The crisp cotton linen and the pillows were the makings of a great nights sleep. The room had all amenities that made my stay comfortable. The bathroom was well stocked with daily use vanities, a hair dryer, and fresh soft towels. For the early-morning coffee fix, there was an espresso maker with a selection of flavoured coffees. The room offers a good variety of video on demand that is available on the large television. USB charging points are located with the bedside cabinet making it a convenient charging station for devices.

Architecture in the Privilege King Room at Mercure Kyoto Station
Architecture in the Privilege King Room at Mercure Kyoto Station. Photo: Supplied

Accor group’s first Italian restaurant in Japan

Trattoria M Kyoto is Accor group’s first Italian restaurant in Japan. The restaurant serves traditional Italian fare using local ingredients and produce.Breakfast is served daily at the restaurant till 10 AM. Breakfast buffet at the restaurant is a delicious mix of international spread and local delicacies. The open kitchen does eggs to order and there are a variety of sumptuous dishes that are a delight to the eyes as it is to the palette. A must try are the mushrooms, which were my favourite – a millefeuille of local fungus subtly wilted with local herbs to add a crunchy flavour to the breakfast. Divine!

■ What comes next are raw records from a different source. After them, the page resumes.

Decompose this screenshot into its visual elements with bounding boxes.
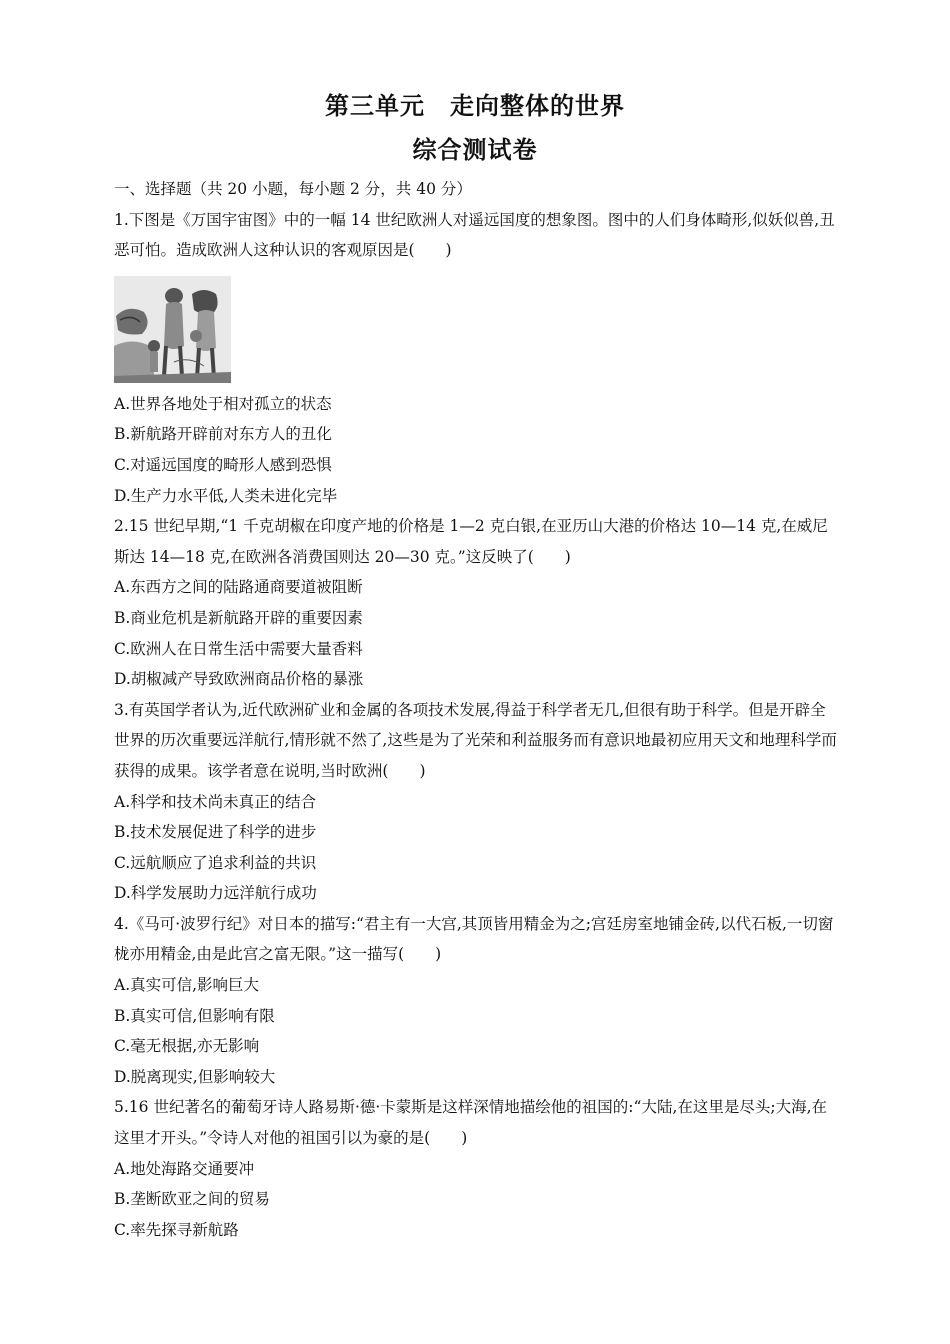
question-3-option-a: A.科学和技术尚未真正的结合	[114, 792, 317, 811]
question-1-stem: 1.下图是《万国宇宙图》中的一幅 14 世纪欧洲人对遥远国度的想象图。图中的人们身体畸形,似妖似兽,丑恶可怕。造成欧洲人这种认识的客观原因是( )	[114, 210, 835, 260]
question-2-stem: 2.15 世纪早期,“1 千克胡椒在印度产地的价格是 1—2 克白银,在亚历山大港的价格达 10—14 克,在威尼斯达 14—18 克,在欧洲各消费国则达 20—30 克。”这反映了( )	[114, 517, 828, 566]
question-1-option-c: C.对遥远国度的畸形人感到恐惧	[114, 455, 332, 474]
question-5-stem: 5.16 世纪著名的葡萄牙诗人路易斯·德·卡蒙斯是这样深情地描绘他的祖国的:“大陆,在这里是尽头;大海,在这里才开头。”令诗人对他的祖国引以为豪的是( )	[114, 1098, 828, 1148]
question-4-option-c: C.毫无根据,亦无影响	[114, 1037, 260, 1056]
question-1-option-d: D.生产力水平低,人类未进化完毕	[114, 486, 338, 505]
question-2-option-c: C.欧洲人在日常生活中需要大量香料	[114, 639, 363, 658]
exam-content	[114, 174, 838, 1245]
question-4-option-a: A.真实可信,影响巨大	[114, 976, 260, 995]
unit-title: 第三单元 走向整体的世界	[325, 92, 625, 120]
question-5-option-a: A.地处海路交通要冲	[114, 1159, 255, 1178]
question-3-option-d: D.科学发展助力远洋航行成功	[114, 884, 317, 903]
question-2-option-b: B.商业危机是新航路开辟的重要因素	[114, 608, 363, 627]
question-3-option-c: C.远航顺应了追求利益的共识	[114, 853, 317, 872]
question-3-stem: 3.有英国学者认为,近代欧洲矿业和金属的各项技术发展,得益于科学者无几,但很有助于科学。但是开辟全世界的历次重要远洋航行,情形就不然了,这些是为了光荣和利益服务而有意识地最初应用天文和地理科学而获得的成果。该学者意在说明,当时欧洲( )	[114, 700, 837, 780]
question-5-option-c: C.率先探寻新航路	[114, 1220, 239, 1239]
question-4-option-b: B.真实可信,但影响有限	[114, 1006, 275, 1025]
question-2-option-d: D.胡椒减产导致欧洲商品价格的暴涨	[114, 670, 364, 689]
question-2-option-a: A.东西方之间的陆路通商要道被阻断	[114, 578, 363, 597]
monster-illustration-image	[114, 276, 231, 383]
question-4-option-d: D.脱离现实,但影响较大	[114, 1067, 276, 1086]
question-3-option-b: B.技术发展促进了科学的进步	[114, 823, 317, 842]
exam-subtitle: 综合测试卷	[412, 136, 538, 164]
question-5-option-b: B.垄断欧亚之间的贸易	[114, 1190, 270, 1209]
question-4-stem: 4.《马可·波罗行纪》对日本的描写:“君主有一大宫,其顶皆用精金为之;宫廷房室地铺金砖,以代石板,一切窗栊亦用精金,由是此宫之富无限。”这一描写( )	[114, 914, 834, 964]
question-1-option-a: A.世界各地处于相对孤立的状态	[114, 394, 332, 413]
question-1-option-b: B.新航路开辟前对东方人的丑化	[114, 425, 332, 444]
section-heading: 一、选择题（共 20 小题，每小题 2 分，共 40 分）	[114, 180, 472, 198]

Trattoria M Kyoto at Mercure Kyoto Station. Photo: Supplied

Trattoria serves lunch and dinner at the restaurant and the menu comprises of carefully crafted Italian dishes with a Kyoto fair. The kitchen uses free-range local ingredients and hydroponic herbs for their unique creations. Their special deli-banzai cuisine is a concoction of Kyoto’s obanzai cuisine with an Italian twist. I chose their kiln-baked prosciutto pizza which a delightfully baked with a generous serving of prosciutto and local leaves and washed it down with a Negroni cocktail that was perfected mixed by the barman.

The bar at Mercure Kyoto Station. Photo: Supplied

My stay at Mercure Hotel Kyoto has left a lasting image of a modern hotel that draws inspiration from a rich-cultural heritage and delivers that in an original fashion and style.